"Heavy bass, staccato drum machines rhythms and soulful feelings ... a glimpse of the future ... hand-held laser pens swooped over a frenetic dancefloor, illuminating clouds of collie smoke like sniper sights scouting a post-apocalyptic battlefield, while a toy dub siren rang out from the booth" (Mr. Beatnick)
What was Broken Beats?
Some say it was a meterorite, others a space virus, others still recall it fondly as a West London-accented form of Afro-futurist rhythm science. Rolling basslines, stutter and spaciousness, groove and glissando. For a while at the turn of the millennium, this genre/ non-genre - a mesh of UK soul, acid jazz, electro funk, drum 'n' bass - seemed on the brink of breaking bad. It mesmerised French DJ and filmmaker Arthur Borgnis who headed to London where he hung out at key venues such as CoOp and Plastic People (RIP); with artists Orin Walters (aka Afronaught), IG Culture (Ian Grant), Ben Chijioke (Big Dada's Ty) and the Bugz In the Attic production team; with scene champions such as Gilles Peterson and Norman Jay.

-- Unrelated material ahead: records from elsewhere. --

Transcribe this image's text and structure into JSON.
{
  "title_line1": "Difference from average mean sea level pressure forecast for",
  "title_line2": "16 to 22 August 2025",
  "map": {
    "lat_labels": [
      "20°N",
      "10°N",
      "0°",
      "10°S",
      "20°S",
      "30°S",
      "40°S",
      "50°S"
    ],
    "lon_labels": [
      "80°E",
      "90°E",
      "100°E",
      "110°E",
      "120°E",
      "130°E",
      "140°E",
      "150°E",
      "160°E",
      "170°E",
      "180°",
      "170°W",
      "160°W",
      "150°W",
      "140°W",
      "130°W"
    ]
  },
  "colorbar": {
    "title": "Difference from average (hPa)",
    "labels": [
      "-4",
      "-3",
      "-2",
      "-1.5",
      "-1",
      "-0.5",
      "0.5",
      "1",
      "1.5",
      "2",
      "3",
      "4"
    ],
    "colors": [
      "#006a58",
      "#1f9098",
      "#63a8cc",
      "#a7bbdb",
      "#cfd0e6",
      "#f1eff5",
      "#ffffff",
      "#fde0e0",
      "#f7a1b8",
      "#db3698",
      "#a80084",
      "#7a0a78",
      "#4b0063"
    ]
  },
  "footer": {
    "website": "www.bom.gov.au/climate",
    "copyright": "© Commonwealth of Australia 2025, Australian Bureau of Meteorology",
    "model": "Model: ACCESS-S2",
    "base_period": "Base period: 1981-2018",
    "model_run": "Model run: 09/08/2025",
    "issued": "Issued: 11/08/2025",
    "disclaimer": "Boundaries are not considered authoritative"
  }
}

The mood is ... forwards. So much promise and potential. The thrill of emergence and insurgency.
Broken Beats was soon eclipsed by grime, dubstep, funky. Borgnis's rare document of this genre/ non-genre was never properly released. Now, with the growing audibility of Broken Beat-inflectees such as Floating Points and Henry Wu, the Colloquium for Unpopular Culture is delighted to be screening the US premiere of this contribution to the history of black Atlantic music.
ARTHUR BORGNIS is a French filmmaker. He started working in cinema at the age of 19, serving as an apprentice stage manager for Leos Carax's Lovers on the Bridge. He has since directed more than fifteen documentaries and is currently working on his most personal film, oylem. He is also a connoisseur and collector of art brut.